Outline.  From literary perspective, Genesis is divided primarily by ten divisions of genealogies, but narratively there are four major sections: (1) the creation account (Gen. 1:1-2:3); (2) the Covenant of Life in the Works of Adam (2:4-6:8); (3) the Covenant of Common Grace (6:9-11:26); and (4) the Covenant of Grace Proper.

The Westminster Standards put forth a two-covenant paradigm for Scripture: a Covenant of Works in Adam and a Covenant of Grace in Christ.  The former covenant describes man’s original righteousness and subsequent fall into sin and misery; the latter Covenant relates God’s redemptive program that will stretch through the remainder of Scripture, centering on the Lord Jesus Christ and culminating with His bodily return to execute the Final Judgment.  Although the term Covenant of Life or Covenant of Works is not present in Scripture, the concept is present.  The Covenant of Life shows man in a vassal relationship with the suzerain God, shows man as God’s vice-regent, representing God to creation in dominion and creation back to God in worship.  Man had blessed communion with God his Creator.  The covenant at this stage sets the foundation of man’s relationship to God, characterized by faith in God’s promises and fidelity in obedience to God’s commands.  The clearest exegetical support for such a Covenant of Life is based on the parallelism the Apostle Paul presents between Adam (the “First Adam”) and Christ Jesus (the “Second Adam”) in Romans 5:12-20.  That this period of God’s relationship with Adam prior to the Fall was understood in covenantal terms was a valid historical interpretation can be seen in the reference to it as such in Hosea 6:7.   Beyond this, the narrative structure of Gen. 2:4-6:8 reinforces the understanding that Adam’s relationship with God was covenantal, since narratively, God’s warning that disobedience would lead to death—a covenantal sanctions—begins with the expulsion and death of Adam and Eve from the Garden and culminates in the destruction of mankind, save Noah’s family, through God’s judgment in the Flood.

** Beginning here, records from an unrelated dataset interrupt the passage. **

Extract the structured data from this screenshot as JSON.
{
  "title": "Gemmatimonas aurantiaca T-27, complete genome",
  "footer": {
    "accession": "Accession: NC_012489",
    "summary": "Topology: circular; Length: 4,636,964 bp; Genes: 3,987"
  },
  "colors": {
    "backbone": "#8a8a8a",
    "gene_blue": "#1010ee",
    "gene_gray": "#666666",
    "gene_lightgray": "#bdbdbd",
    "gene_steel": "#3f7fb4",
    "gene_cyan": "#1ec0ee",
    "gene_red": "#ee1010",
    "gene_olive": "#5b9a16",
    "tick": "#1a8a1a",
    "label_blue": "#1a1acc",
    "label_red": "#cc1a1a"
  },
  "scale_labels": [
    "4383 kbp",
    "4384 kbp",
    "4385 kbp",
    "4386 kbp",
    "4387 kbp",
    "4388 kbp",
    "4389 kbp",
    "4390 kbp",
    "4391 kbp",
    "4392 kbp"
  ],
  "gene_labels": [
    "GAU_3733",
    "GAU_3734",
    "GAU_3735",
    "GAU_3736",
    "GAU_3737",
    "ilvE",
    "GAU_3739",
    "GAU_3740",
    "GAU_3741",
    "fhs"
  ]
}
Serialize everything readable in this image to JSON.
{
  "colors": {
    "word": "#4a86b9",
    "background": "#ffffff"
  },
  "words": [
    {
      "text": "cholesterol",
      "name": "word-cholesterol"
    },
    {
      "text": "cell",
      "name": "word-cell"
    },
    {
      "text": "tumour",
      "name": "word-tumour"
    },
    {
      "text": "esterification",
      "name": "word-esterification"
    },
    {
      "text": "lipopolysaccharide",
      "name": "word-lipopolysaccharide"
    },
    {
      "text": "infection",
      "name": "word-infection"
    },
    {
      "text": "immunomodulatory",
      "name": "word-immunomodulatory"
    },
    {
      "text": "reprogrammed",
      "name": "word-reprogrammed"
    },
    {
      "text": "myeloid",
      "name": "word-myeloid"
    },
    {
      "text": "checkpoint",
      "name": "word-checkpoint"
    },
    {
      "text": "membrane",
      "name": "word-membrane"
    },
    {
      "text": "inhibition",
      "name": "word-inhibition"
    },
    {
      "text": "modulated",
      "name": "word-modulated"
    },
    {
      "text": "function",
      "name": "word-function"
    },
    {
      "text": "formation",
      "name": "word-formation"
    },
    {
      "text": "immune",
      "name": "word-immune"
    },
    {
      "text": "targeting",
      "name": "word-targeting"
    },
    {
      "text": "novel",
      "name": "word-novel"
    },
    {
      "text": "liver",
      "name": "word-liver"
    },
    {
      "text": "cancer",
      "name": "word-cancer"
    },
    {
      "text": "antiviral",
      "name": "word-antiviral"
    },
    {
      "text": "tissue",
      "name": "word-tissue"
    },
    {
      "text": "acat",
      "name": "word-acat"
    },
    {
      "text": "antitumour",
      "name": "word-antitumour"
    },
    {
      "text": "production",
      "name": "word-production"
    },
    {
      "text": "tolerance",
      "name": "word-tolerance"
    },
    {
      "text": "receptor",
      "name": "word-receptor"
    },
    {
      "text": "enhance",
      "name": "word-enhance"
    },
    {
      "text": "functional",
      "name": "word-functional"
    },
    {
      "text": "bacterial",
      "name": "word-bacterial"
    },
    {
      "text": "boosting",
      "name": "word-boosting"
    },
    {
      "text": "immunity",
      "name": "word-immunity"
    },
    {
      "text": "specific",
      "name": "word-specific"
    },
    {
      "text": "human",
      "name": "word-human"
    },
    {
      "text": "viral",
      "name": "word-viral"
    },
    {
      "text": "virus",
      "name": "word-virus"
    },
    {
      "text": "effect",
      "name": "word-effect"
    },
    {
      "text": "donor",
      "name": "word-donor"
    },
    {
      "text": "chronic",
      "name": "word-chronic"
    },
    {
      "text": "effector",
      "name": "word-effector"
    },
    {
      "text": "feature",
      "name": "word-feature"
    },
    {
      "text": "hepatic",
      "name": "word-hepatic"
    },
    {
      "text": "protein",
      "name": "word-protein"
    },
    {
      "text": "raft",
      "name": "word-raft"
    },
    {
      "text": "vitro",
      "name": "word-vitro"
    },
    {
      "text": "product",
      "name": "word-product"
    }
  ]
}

The Fall marks not only a radical break in God’s covenantal dealings with mankind but is the seminal break.  God’s redemptive work begins in earnest after the Flood.  The rest of Scripture narrates God’s Covenant of Grace.  There is some difference among covenant theologians as to when the Covenant of Grace technically begins, although most would put it in Gen. 3:15, with the promise of a Seed of Eve who will crush the head of the serpent.  That said, the thoroughgoing nature of God’s judgment on mankind in the Flood is consistent with God’s warning before the Fall to Adam that disobedience would surely result in death and, except for Noah and his family, seems inconsistent with the overarching thrust of redemption characterized by the Covenant of Grace.  God can and does act graciously independent of a formal covenant.  It is only after the Flood that God begins codifying His redemptive program in the form of a covenant with the Noahic covenant.  The significance of the Noahic Covenant, or what is termed here the Covenant of Common Grace, is that it is a necessary first step in God’s program of redemption, as it provides the gracious assurance that God will withhold such a comprehensive judgement for a time, thereby allowing His redemptive program to move forward.  God’s redemptive program and work through a specific family line comes into clearer focus starting in Genesis chapter 12 with Abraham.  The covenantal relationship with Abraham, beginning with the promises God makes in Gen. 12:1-3, the codification of the covenant in Gen. 15, the granting of a distinguishing covenantal sign in Gen. 17, and the confirmation of the covenantal relationship in Gen. 22, sets the basis for God’s redemption.  The remainder of Genesis shows the conveyance of those covenant promises to Isaac, Jacob, and his family.